Barclays boss Jes Staley has predicted that “the era of the big office is over”. For every person who thrives working from home, there is an equal number who miss the office hubbub. It’s all very unsettling, but good leaders in the sector understand their people are shaky.
Financial services face some specific challenges. The sector is packed full of results-driven overachievers who like to feel in control. While a little bit of anxiety can get this personality type to sharpen their game, too much will lead to burnout. I’m seeing people work harder and harder, but a lack of clear direction for the future, due to uncertainty related to the virus, means that performance is likely to drop longer term.
On a team level, there are a few small things that will help. For example, it can be very powerful as a boss to admit that all is not fine, that you don’t have all the answers and that you are feeling vulnerable. This can lift your team’s mood, as people think ‘Ah, it’s not only me’. When you make it OK to not be OK it helps your people cope. Showing your vulnerability and being human is powerful. But if you’ve had an alpha management style, this will be a test.
I’m a big advocate of having conversations while walking. Some of my coaching sessions are now happening as ‘virtual dog walks’. A phone call forces you to listen, helps you focus on the emotion in someone’s voice and — as there’s no direct eye contact — relaxes people so they can talk more freely. The proven benefit to being on the move (beyond hitting your allotted exercise) is problem solving.

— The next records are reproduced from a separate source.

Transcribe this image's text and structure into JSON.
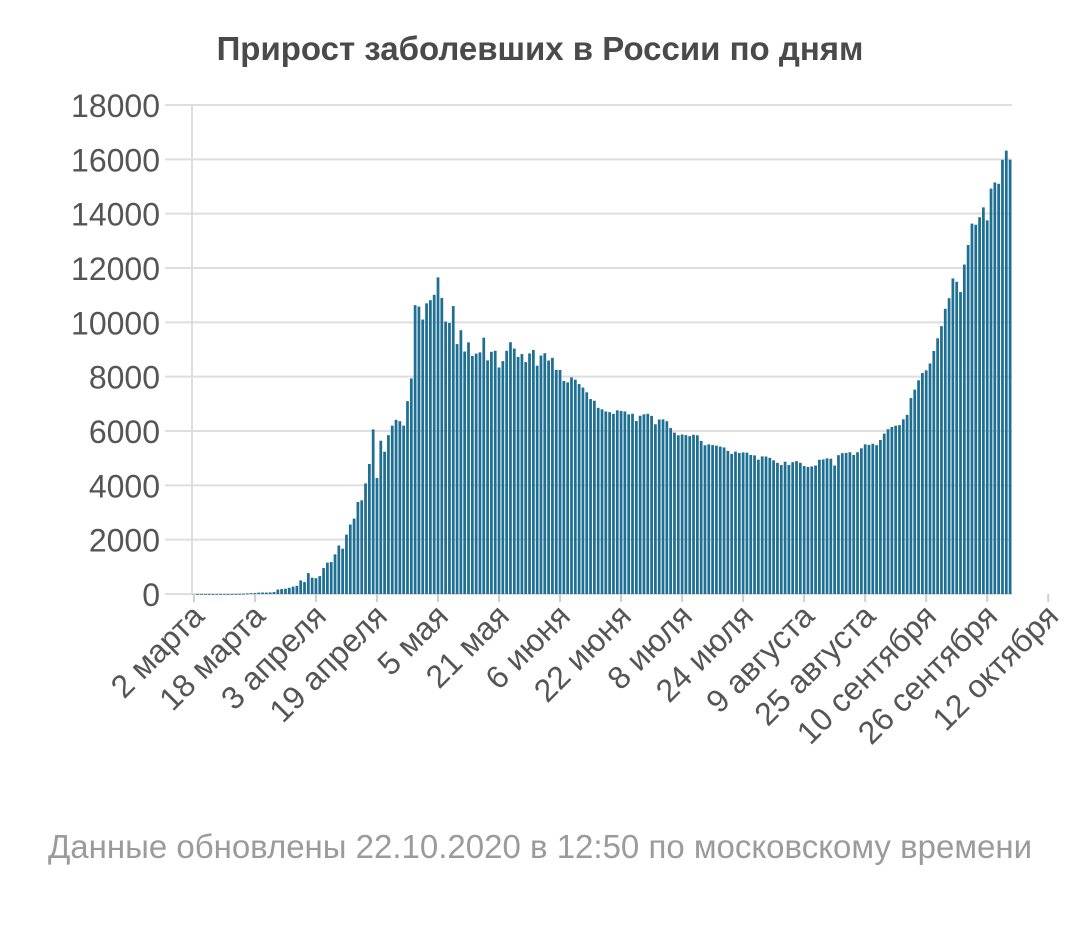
{
  "chart_data": {
    "type": "bar",
    "title": "Прирост заболевших в России по дням",
    "xlabel": "",
    "ylabel": "",
    "ylim": [
      0,
      18000
    ],
    "yticks": [
      0,
      2000,
      4000,
      6000,
      8000,
      10000,
      12000,
      14000,
      16000,
      18000
    ],
    "grid": "horizontal",
    "legend": "none",
    "bar_color": "#1f6f93",
    "x_start": "2020-03-02",
    "x_tick_labels": [
      {
        "date": "2020-03-02",
        "label": "2 марта"
      },
      {
        "date": "2020-03-18",
        "label": "18 марта"
      },
      {
        "date": "2020-04-03",
        "label": "3 апреля"
      },
      {
        "date": "2020-04-19",
        "label": "19 апреля"
      },
      {
        "date": "2020-05-05",
        "label": "5 мая"
      },
      {
        "date": "2020-05-21",
        "label": "21 мая"
      },
      {
        "date": "2020-06-06",
        "label": "6 июня"
      },
      {
        "date": "2020-06-22",
        "label": "22 июня"
      },
      {
        "date": "2020-07-08",
        "label": "8 июля"
      },
      {
        "date": "2020-07-24",
        "label": "24 июля"
      },
      {
        "date": "2020-08-09",
        "label": "9 августа"
      },
      {
        "date": "2020-08-25",
        "label": "25 августа"
      },
      {
        "date": "2020-09-10",
        "label": "10 сентября"
      },
      {
        "date": "2020-09-26",
        "label": "26 сентября"
      },
      {
        "date": "2020-10-12",
        "label": "12 октября"
      }
    ],
    "values": [
      0,
      0,
      0,
      0,
      0,
      0,
      0,
      0,
      0,
      0,
      1,
      5,
      5,
      10,
      20,
      30,
      33,
      52,
      54,
      53,
      57,
      71,
      163,
      182,
      196,
      228,
      270,
      302,
      500,
      440,
      771,
      601,
      582,
      658,
      954,
      1154,
      1175,
      1459,
      1786,
      1667,
      2186,
      2558,
      2774,
      3388,
      3448,
      4070,
      4785,
      6060,
      4268,
      5642,
      5236,
      5849,
      6198,
      6411,
      6361,
      6198,
      7099,
      7933,
      10633,
      10581,
      10102,
      10699,
      10817,
      11012,
      11656,
      10899,
      10028,
      9974,
      10598,
      9200,
      9709,
      8926,
      9263,
      8764,
      8849,
      8894,
      9434,
      8599,
      8915,
      8952,
      8338,
      8572,
      8952,
      9268,
      9035,
      8726,
      8831,
      8536,
      8855,
      8985,
      8404,
      8779,
      8863,
      8595,
      8694,
      8248,
      8246,
      7843,
      7790,
      7972,
      7889,
      7728,
      7600,
      7425,
      7176,
      7113,
      6852,
      6800,
      6719,
      6693,
      6632,
      6760,
      6736,
      6719,
      6611,
      6635,
      6368,
      6562,
      6615,
      6635,
      6556,
      6248,
      6422,
      6428,
      6361,
      6109,
      5940,
      5842,
      5871,
      5848,
      5811,
      5862,
      5842,
      5635,
      5475,
      5509,
      5482,
      5462,
      5427,
      5395,
      5267,
      5159,
      5241,
      5189,
      5212,
      5204,
      5118,
      5102,
      4945,
      5065,
      5061,
      5012,
      4921,
      4828,
      4748,
      4870,
      4748,
      4852,
      4892,
      4829,
      4711,
      4676,
      4696,
      4729,
      4941,
      4952,
      4993,
      4980,
      4729,
      5110,
      5185,
      5195,
      5218,
      5118,
      5218,
      5363,
      5509,
      5488,
      5529,
      5478,
      5670,
      5905,
      6065,
      6148,
      6196,
      6215,
      6431,
      6595,
      7212,
      7523,
      7867,
      8135,
      8232,
      8485,
      8945,
      9412,
      9859,
      10499,
      10888,
      11615,
      11493,
      11115,
      12126,
      12846,
      13634,
      13592,
      13868,
      14231,
      13754,
      14922,
      15150,
      15099,
      15982,
      16319,
      15982
    ]
  },
  "footnote": "Данные обновлены 22.10.2020 в 12:50 по московскому времени"
}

A senior Geneva-based wealth manager recently said “It’s not enough to be a manager, you’ve got to be a leader. So show authority with kindness and empathy, but couple it with real commercial savvy.” They also highlighted how the crisis forced the team get to know each other at a deeper level and improved their resilience.

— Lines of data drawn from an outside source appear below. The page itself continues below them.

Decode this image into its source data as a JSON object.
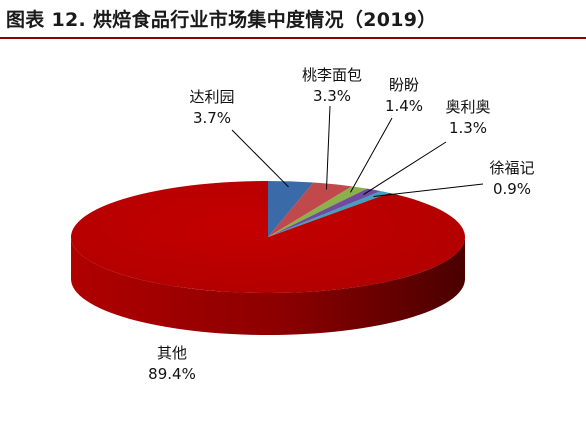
{
  "title": "图表 12. 烘焙食品行业市场集中度情况（2019）",
  "colors": {
    "title_rule": "#8b0000",
    "slices": [
      "#3a6aa7",
      "#c1494c",
      "#8cb04a",
      "#6f4ca0",
      "#41a0c0",
      "#c00000"
    ],
    "side_dark": "#4a0000"
  },
  "chart_data": {
    "type": "pie",
    "title": "图表 12. 烘焙食品行业市场集中度情况（2019）",
    "style": "3d",
    "slices": [
      {
        "name": "达利园",
        "value": 3.7,
        "label": "3.7%"
      },
      {
        "name": "桃李面包",
        "value": 3.3,
        "label": "3.3%"
      },
      {
        "name": "盼盼",
        "value": 1.4,
        "label": "1.4%"
      },
      {
        "name": "奥利奥",
        "value": 1.3,
        "label": "1.3%"
      },
      {
        "name": "徐福记",
        "value": 0.9,
        "label": "0.9%"
      },
      {
        "name": "其他",
        "value": 89.4,
        "label": "89.4%"
      }
    ]
  }
}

The Covid-19 crisis is triggering a recession on a massive scale. This is a fact. One way that could help financial services firms exit this in good shape is by having a diverse, inclusive company. Right to the top.

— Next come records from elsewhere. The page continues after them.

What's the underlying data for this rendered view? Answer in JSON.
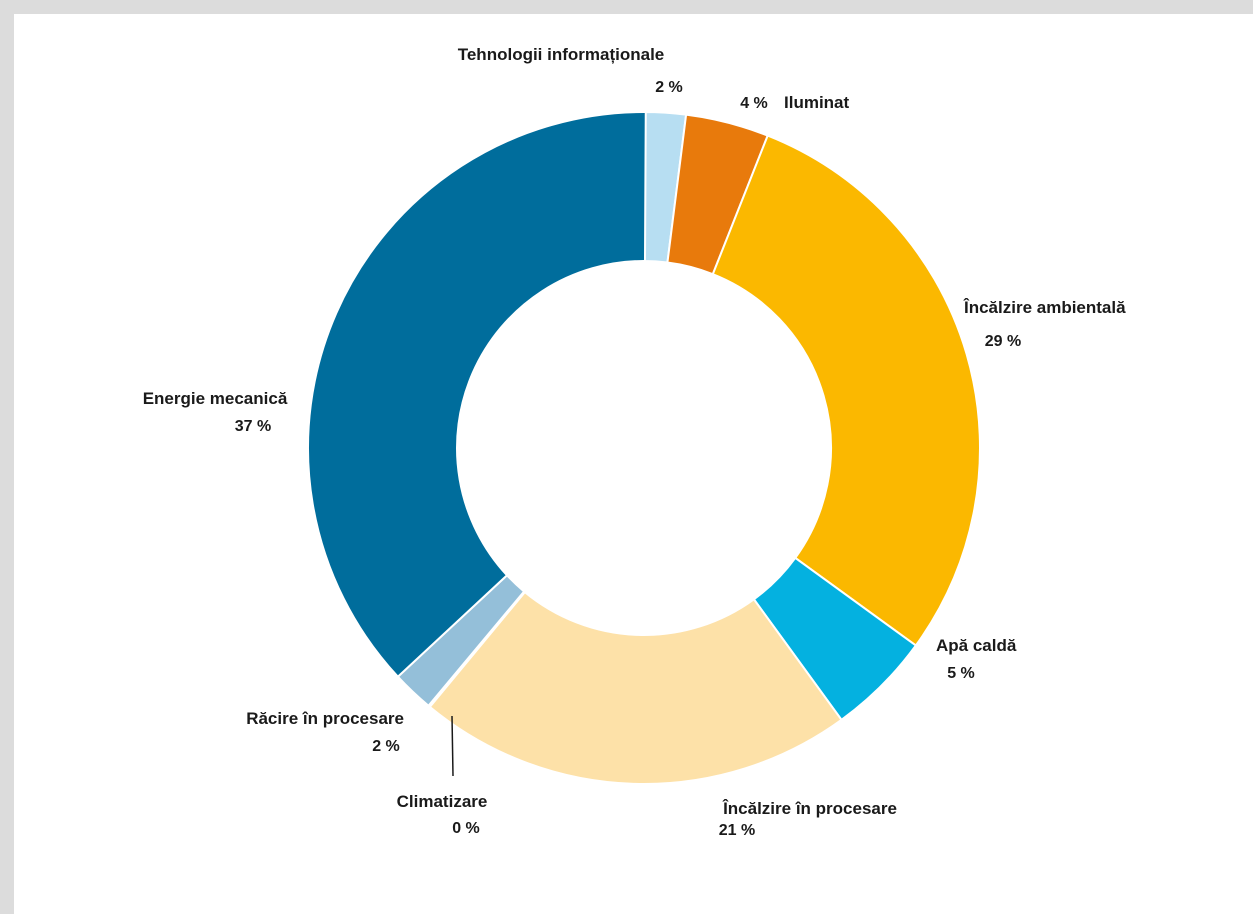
{
  "chart_data": {
    "type": "pie",
    "donut": true,
    "unit": "%",
    "slices": [
      {
        "name": "Tehnologii informaționale",
        "value": 2,
        "value_label": "2 %",
        "color": "#b7def2"
      },
      {
        "name": "Iluminat",
        "value": 4,
        "value_label": "4 %",
        "color": "#e87a0c"
      },
      {
        "name": "Încălzire ambientală",
        "value": 29,
        "value_label": "29 %",
        "color": "#fbb800"
      },
      {
        "name": "Apă caldă",
        "value": 5,
        "value_label": "5 %",
        "color": "#04b1e0"
      },
      {
        "name": "Încălzire în procesare",
        "value": 21,
        "value_label": "21 %",
        "color": "#fde1a8"
      },
      {
        "name": "Climatizare",
        "value": 0,
        "value_label": "0 %",
        "color": "#0a3350"
      },
      {
        "name": "Răcire în procesare",
        "value": 2,
        "value_label": "2 %",
        "color": "#94bfd9"
      },
      {
        "name": "Energie mecanică",
        "value": 37,
        "value_label": "37 %",
        "color": "#006d9c"
      }
    ]
  }
}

Great Place to Work, a US consultancy focused on improving workplace culture, analysed the share performance between 2007 and 2009 of large corporates which had focused on having an equitable culture. While the S&P saw a 35% drop in stock performance, diverse companies saw a 14% gain.
Furthermore, the World Economic Forum, in a report looking at female leadership in financial services, found that banks with more women on the board had higher capital buffers, a lower proportion of nonperforming loans, and performed better in stress testing. The same was true for bank stability and female presence on regulatory boards.
So now is the time to focus on creating a fair organisation and avoiding the natural tendency during a crisis to take the comfortable route. Hold your course. Help those who don’t look, speak or think like your current board to make it up the ladder. They will allow your organisation to thrive while others stumble.
There may be a push to slash costs right now, but a successful inclusion programme based upon data with clear key performance indicators and board-level advocates should not be seen as “discretionary”. And there’s no time to lose.
While teams are in lockdown, pushing personal development and using the opportunity to have open, honest conversations, can have huge payback in terms of the effectiveness and loyalty of staff.
It will result in real competitive advantage. Make this yours.